O presidente do Conselho Europeu foi esta quarta-feira especialmente duro para os defensores do Brexit, numa declaração em que reafirmou com clareza que não há qualquer hipótese de alterar a salvaguarda da fronteira da Irlanda no acordo de saída do Reino Unido da União Europeia.
“Tenho-me perguntado como será o lugar especial no Inferno para aqueles que promoveram o Brexit sem ter sequer o esboço de um plano para o levar a cabo de forma segura”, afirmou Donald Tusk, num tom que não dá azo a interpretações sobre a dureza da sua posição.
Numa declaração conjunta aos jornalistas com o primeiro-ministro irlandês, Leo Varadkar, em Bruxelas, o presidente do Conselho Europeu reiterou que “a principal prioridade” da UE é “a questão da fronteira na ilha da Irlanda e a garantia de manter o processo de paz em conformidade com o Acordo de Sexta-Feira Santa”.
Segundo Tusk, “não há aqui espaço para a especulação. A UE é acima de tudo um projeto de paz” e com a paz não se joga.
As afirmações do líder europeu foram consideradas arrogantes por deputados que defendem o Brexit e o porta-voz de Theresa May respondeu que o Reino Unido “levou a cabo uma campanha de referendo vigorosa e animada” que culminou, “no maior exercício democrático” da sua história, numa votação pela saída do país da UE.
Diz a BBC que Varadkar foi apanhado por um microfone a dizer a Tusk: “A imprensa britânica vai-lhe dar dores de cabeça por isso.”
O antigo diretor-geral da Câmara de Comércio Britânica, John Longworth, não se fez esperar na resposta e, no “Telegraph”, sublinhou que o “Inferno” é continuar na UE, e a salvaguarda da fronteira irlandesa “o Purgatório”.
“O facto de um político dito sério, que está no centro da casa das máquinas – permito-me até dizer no forno – da matriz da UE, se ter curvado tanto parece indicar que a trindade profana de Bruxelas composta por Tusk, [Martin] Selmayr e [Jean–Claude] Juncker estão a sentir o calor”, acrescentou Longworth, alargando-se na alegoria do fogo.
O “Daily Mail” classificou as palavras de Tusk como “incendiárias”, dizendo ainda que ameaçam “estilhaçar as esperanças de Theresa May de uma renegociação da fronteira irlandesa”. O diário conservador não perdoa que Tusk se tivesse rido perante o comentário de Varadkar.
May estará hoje em Bruxelas para conversações com os dirigentes europeus numa tentativa de renegociar o acordo de saída da UE, tal como foi mandatada pela Câmara dos Comuns, cujos deputados chumbaram por larga maioria o texto assinado com Bruxelas.
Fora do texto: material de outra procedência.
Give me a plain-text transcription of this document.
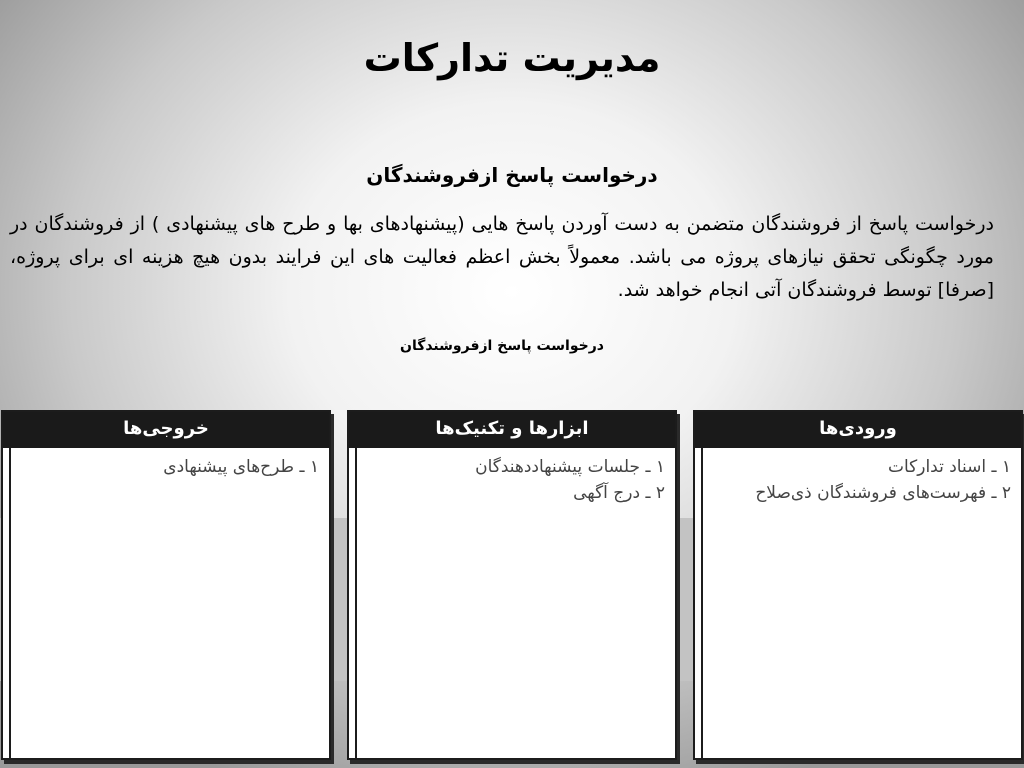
مدیریت تدارکات
درخواست پاسخ ازفروشندگان
درخواست پاسخ از فروشندگان متضمن به دست آوردن پاسخ هایی (پیشنهادهای بها و طرح های پیشنهادی ) از فروشندگان در مورد چگونگی تحقق نیازهای پروژه می باشد. معمولاً بخش اعظم فعالیت های این فرایند بدون هیچ هزینه ای برای پروژه،[صرفا] توسط فروشندگان آتی انجام خواهد شد.
درخواست پاسخ ازفروشندگان
ورودی‌ها
۱ ـ اسناد تدارکات
۲ ـ فهرست‌های فروشندگان ذی‌صلاح
ابزارها و تکنیک‌ها
۱ ـ جلسات پیشنهاددهندگان
۲ ـ درج آگهی
خروجی‌ها
۱ ـ طرح‌های پیشنهادی
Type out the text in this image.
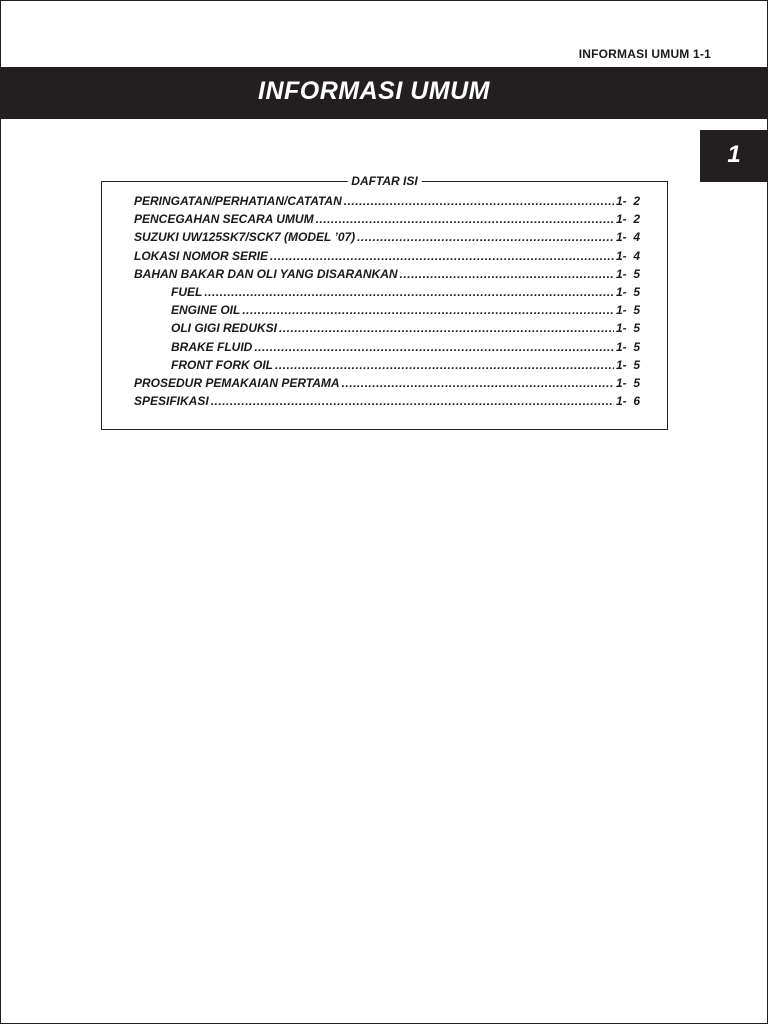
INFORMASI UMUM 1-1
INFORMASI UMUM
1
DAFTAR ISI
PERINGATAN/PERHATIAN/CATATAN .....	1-  2
PENCEGAHAN SECARA UMUM .....	1-  2
SUZUKI UW125SK7/SCK7 (MODEL ’07) .....	1-  4
LOKASI NOMOR SERIE .....	1-  4
BAHAN BAKAR DAN OLI YANG DISARANKAN .....	1-  5
FUEL .....	1-  5
ENGINE OIL .....	1-  5
OLI GIGI REDUKSI .....	1-  5
BRAKE FLUID .....	1-  5
FRONT FORK OIL .....	1-  5
PROSEDUR PEMAKAIAN PERTAMA .....	1-  5
SPESIFIKASI .....	1-  6
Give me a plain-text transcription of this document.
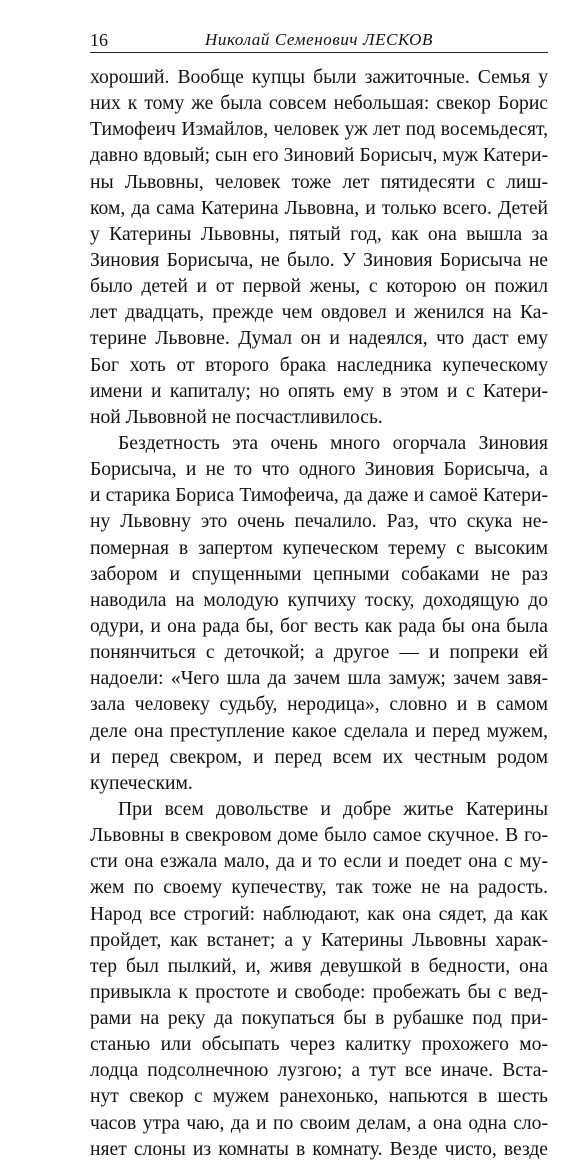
16	Николай Семенович ЛЕСКОВ
хороший. Вообще купцы были зажиточные. Семья у
них к тому же была совсем небольшая: свекор Борис
Тимофеич Измайлов, человек уж лет под восемьдесят,
давно вдовый; сын его Зиновий Борисыч, муж Катери-
ны Львовны, человек тоже лет пятидесяти с лиш-
ком, да сама Катерина Львовна, и только всего. Детей
у Катерины Львовны, пятый год, как она вышла за
Зиновия Борисыча, не было. У Зиновия Борисыча не
было детей и от первой жены, с которою он пожил
лет двадцать, прежде чем овдовел и женился на Ка-
терине Львовне. Думал он и надеялся, что даст ему
Бог хоть от второго брака наследника купеческому
имени и капиталу; но опять ему в этом и с Катери-
ной Львовной не посчастливилось.
Бездетность эта очень много огорчала Зиновия
Борисыча, и не то что одного Зиновия Борисыча, а
и старика Бориса Тимофеича, да даже и самоё Катери-
ну Львовну это очень печалило. Раз, что скука не-
померная в запертом купеческом терему с высоким
забором и спущенными цепными собаками не раз
наводила на молодую купчиху тоску, доходящую до
одури, и она рада бы, бог весть как рада бы она была
понянчиться с деточкой; а другое — и попреки ей
надоели: «Чего шла да зачем шла замуж; зачем завя-
зала человеку судьбу, неродица», словно и в самом
деле она преступление какое сделала и перед мужем,
и перед свекром, и перед всем их честным родом
купеческим.
При всем довольстве и добре житье Катерины
Львовны в свекровом доме было самое скучное. В го-
сти она езжала мало, да и то если и поедет она с му-
жем по своему купечеству, так тоже не на радость.
Народ все строгий: наблюдают, как она сядет, да как
пройдет, как встанет; а у Катерины Львовны харак-
тер был пылкий, и, живя девушкой в бедности, она
привыкла к простоте и свободе: пробежать бы с вед-
рами на реку да покупаться бы в рубашке под при-
станью или обсыпать через калитку прохожего мо-
лодца подсолнечною лузгою; а тут все иначе. Вста-
нут свекор с мужем ранехонько, напьются в шесть
часов утра чаю, да и по своим делам, а она одна сло-
няет слоны из комнаты в комнату. Везде чисто, везде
A afirmação de Tusk parece umas boas–vindas, mas ao contrário, para a primeira-ministra britânica.
“Penso que se deve perguntar a Donald Tusk por que razão acha o uso desse tipo de linguagem útil”, acrescentou o porta–voz da chefe do governo britânico, James Slack.
Vários deputados exigiram desculpas a Tusk. O deputado conservador Peter Bone considerou as declarações um “insulto” ao povo britânico, enquanto o ministro do Interior, Sajid Javid, as apelidava de “desajustadas”, e a líder da Câmara dos Comuns, Andrea Landsom, de “rancorosas”.
Tusk reuniu-se com Varadkar em Bruxelas para acertar a posição da UE antes da chegada de Theresa May. E Jean-Claude Juncker afastou qualquer veleidade: “Ela sabe que a comissão não está preparada para reabrir este assunto.” É essa “a posição atual dos 27”, acrescentou, salientando que “arranjos alternativos nunca poderão substituir a salvaguarda”.
A salvaguarda inserida no acordo, e que os deputados da Irlanda do Norte não aceitam, é um mecanismo destinado a assegurar que nunca haverá uma fronteira real entre a Irlanda e a Irlanda do Norte, mesmo que o Reino Unido saia sem acordo. Neste caso, a Irlanda do Norte permanecerá na união alfandegária e, parcialmente, no mercado único.